The grandmother is no longer being considered a resource for custody because it is clear that her interests lie in the possibility of financial gain, and not in the best interests of Natalie. And yet, despite the fact that the grandmother has no more adoptive rights, Natalie was still sent to visit with the grandmother yesterday. The grandmother currently lives in the same house in which Natalie and her brother were held captive and abused. So although the house was once being treated as a crime scene, Natalie was still sent there for a visit.
So here we are the next day after the visit and Natalie has been asleep most of the day. She is exhausted from the high levels of anxiety and fear. During the visit the case worker even texted that it wasn’t going well, yet the visit continued anyway. Apparently a child’s health and well-being are not enough to end a court-ordered visit.

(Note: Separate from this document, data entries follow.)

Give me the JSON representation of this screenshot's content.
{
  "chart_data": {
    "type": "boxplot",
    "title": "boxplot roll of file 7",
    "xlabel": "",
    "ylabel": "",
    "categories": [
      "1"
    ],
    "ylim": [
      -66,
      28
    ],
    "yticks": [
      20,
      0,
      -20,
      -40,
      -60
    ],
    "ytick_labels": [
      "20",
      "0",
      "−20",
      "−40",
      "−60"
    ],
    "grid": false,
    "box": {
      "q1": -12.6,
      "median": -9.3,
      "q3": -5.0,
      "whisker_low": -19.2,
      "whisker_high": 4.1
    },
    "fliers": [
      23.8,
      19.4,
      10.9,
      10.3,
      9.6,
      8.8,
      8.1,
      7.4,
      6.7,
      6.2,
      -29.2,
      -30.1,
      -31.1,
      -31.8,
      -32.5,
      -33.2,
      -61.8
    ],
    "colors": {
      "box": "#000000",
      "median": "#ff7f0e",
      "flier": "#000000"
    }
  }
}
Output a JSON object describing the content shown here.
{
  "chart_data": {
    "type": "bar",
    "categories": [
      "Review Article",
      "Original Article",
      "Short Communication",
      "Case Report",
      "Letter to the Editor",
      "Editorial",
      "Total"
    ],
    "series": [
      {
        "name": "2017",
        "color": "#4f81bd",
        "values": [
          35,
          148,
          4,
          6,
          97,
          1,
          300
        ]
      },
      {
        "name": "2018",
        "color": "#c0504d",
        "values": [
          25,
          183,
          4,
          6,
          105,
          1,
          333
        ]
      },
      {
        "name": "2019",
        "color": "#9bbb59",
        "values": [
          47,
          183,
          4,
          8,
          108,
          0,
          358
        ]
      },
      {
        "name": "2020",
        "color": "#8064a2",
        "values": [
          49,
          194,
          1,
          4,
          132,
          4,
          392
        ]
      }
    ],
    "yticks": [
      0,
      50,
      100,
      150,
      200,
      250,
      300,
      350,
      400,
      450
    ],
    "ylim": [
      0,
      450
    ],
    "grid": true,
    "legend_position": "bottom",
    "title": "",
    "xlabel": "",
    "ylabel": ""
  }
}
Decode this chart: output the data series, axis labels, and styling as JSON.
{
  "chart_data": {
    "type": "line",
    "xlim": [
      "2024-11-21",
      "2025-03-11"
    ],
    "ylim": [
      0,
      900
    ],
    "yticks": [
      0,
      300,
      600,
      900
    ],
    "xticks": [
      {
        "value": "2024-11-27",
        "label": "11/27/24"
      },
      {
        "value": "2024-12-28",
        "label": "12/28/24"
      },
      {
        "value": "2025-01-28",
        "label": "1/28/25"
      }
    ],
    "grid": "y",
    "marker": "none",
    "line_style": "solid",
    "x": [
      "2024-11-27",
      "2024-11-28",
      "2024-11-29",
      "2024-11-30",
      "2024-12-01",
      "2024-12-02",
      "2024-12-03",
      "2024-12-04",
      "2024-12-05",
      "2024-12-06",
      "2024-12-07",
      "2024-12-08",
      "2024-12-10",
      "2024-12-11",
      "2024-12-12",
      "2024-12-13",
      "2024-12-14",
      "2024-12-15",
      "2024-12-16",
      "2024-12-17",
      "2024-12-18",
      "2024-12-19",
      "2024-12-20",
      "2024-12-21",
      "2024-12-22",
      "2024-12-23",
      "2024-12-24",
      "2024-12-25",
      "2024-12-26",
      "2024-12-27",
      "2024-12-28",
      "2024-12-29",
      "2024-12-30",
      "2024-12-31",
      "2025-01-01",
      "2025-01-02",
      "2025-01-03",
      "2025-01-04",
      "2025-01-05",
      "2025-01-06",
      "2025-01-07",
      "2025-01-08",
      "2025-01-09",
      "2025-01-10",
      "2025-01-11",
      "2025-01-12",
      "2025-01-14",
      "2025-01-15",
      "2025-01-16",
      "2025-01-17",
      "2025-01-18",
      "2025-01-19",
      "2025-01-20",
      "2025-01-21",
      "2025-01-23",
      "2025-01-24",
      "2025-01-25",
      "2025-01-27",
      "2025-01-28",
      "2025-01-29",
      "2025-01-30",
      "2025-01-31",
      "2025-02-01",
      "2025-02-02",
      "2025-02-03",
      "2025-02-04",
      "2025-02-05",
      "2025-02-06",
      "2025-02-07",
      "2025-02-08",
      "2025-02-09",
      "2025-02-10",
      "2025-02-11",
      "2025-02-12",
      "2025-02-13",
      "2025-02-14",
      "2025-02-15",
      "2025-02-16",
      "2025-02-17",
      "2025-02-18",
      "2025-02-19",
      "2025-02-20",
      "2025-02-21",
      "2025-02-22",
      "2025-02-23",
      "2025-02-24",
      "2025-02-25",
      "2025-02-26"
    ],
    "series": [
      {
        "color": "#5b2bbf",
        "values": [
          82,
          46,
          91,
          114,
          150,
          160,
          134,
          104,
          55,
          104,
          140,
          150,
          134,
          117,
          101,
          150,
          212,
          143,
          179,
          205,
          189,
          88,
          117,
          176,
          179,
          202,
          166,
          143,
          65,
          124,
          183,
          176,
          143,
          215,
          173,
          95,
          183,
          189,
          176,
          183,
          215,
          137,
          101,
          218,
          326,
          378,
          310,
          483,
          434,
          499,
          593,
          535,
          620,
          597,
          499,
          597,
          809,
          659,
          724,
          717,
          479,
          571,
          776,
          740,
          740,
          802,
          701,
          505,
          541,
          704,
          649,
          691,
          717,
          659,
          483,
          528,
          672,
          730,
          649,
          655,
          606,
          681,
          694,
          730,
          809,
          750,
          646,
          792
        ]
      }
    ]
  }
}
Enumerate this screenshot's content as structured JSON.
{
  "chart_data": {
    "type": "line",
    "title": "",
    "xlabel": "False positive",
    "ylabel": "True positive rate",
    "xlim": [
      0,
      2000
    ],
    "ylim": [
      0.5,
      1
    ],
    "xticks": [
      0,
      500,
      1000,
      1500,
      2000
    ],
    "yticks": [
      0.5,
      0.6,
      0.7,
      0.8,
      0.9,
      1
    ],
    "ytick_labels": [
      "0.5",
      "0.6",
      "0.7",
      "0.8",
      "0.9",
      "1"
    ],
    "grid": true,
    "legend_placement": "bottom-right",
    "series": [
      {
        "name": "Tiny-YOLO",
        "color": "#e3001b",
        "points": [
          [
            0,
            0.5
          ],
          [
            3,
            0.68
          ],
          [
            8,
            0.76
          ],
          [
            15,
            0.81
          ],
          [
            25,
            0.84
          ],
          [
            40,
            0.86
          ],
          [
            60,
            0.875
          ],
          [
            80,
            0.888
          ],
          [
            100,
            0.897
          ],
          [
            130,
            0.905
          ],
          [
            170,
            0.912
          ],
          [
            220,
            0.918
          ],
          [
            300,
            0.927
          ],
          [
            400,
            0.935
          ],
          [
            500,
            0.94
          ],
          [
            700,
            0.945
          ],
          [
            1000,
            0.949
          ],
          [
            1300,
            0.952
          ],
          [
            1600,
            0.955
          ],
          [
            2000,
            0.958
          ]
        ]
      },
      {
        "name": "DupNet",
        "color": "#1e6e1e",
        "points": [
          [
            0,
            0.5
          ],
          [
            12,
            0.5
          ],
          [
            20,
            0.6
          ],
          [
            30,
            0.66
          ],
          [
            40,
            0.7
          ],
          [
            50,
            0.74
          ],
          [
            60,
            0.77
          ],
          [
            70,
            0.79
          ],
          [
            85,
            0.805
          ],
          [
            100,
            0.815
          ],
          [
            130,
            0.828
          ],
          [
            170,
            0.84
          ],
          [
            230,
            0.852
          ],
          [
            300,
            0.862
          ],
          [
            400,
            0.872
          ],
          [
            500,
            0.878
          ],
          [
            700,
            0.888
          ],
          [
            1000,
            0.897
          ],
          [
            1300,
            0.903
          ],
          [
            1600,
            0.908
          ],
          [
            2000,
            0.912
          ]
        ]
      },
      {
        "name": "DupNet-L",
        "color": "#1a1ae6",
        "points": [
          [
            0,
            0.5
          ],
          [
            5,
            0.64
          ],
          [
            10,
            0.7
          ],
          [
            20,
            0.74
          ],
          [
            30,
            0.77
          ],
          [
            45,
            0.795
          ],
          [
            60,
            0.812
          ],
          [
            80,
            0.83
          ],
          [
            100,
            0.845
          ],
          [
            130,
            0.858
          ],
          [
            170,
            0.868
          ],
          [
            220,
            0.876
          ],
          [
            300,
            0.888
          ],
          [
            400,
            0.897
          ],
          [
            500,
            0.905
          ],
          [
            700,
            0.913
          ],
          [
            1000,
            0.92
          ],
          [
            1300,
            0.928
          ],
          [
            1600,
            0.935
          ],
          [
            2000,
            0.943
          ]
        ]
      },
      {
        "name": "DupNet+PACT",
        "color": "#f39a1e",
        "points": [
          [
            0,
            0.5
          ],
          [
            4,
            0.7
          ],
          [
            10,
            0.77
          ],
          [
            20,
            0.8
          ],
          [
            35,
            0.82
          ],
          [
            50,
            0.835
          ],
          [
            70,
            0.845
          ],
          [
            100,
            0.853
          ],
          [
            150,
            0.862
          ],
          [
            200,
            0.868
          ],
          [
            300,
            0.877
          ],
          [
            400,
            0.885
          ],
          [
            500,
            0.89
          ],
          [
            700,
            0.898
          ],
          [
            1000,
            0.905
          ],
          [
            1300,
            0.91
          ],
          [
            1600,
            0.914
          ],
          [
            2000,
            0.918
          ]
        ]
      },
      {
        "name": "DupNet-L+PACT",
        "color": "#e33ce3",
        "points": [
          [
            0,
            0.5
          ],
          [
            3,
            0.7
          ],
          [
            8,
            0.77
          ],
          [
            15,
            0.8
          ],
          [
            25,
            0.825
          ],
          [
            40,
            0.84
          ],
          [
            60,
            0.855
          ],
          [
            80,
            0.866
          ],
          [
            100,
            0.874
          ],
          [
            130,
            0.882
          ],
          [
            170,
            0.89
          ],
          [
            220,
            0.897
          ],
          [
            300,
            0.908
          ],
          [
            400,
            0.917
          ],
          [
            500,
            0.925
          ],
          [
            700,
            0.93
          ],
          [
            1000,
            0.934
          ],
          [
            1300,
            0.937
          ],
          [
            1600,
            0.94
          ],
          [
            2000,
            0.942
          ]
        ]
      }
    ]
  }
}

Here at home with us, Natalie has started multiple physical and play therapies to help her (and us) cope and to normalize her behaviors. Speech therapy will start soon, too. All around Natalie is doing so much better. Once spring arrived she was able to walk in the yard and step on grass for the first time in her life. It was very emotional, watching her walk cautiously over the strange “new” surface.
Somehow, like always, we will push over the obstacles constantly put in front of us. Every time we move forward with her recovery, the system has us taking a few steps back. But at what expense? The system seems so concerned that we are keeping up with Natalie’s therapies and appointments and, yet, the biggest threats to her are being put in these scary court-ordered visits that she can’t emotionally handle.
Some good news: at this time it’s definite that adoption is the only answer because both bios were denied parole and there are no other options. Hopefully Natalie will soon get to live a normal life and leave the past where it belongs.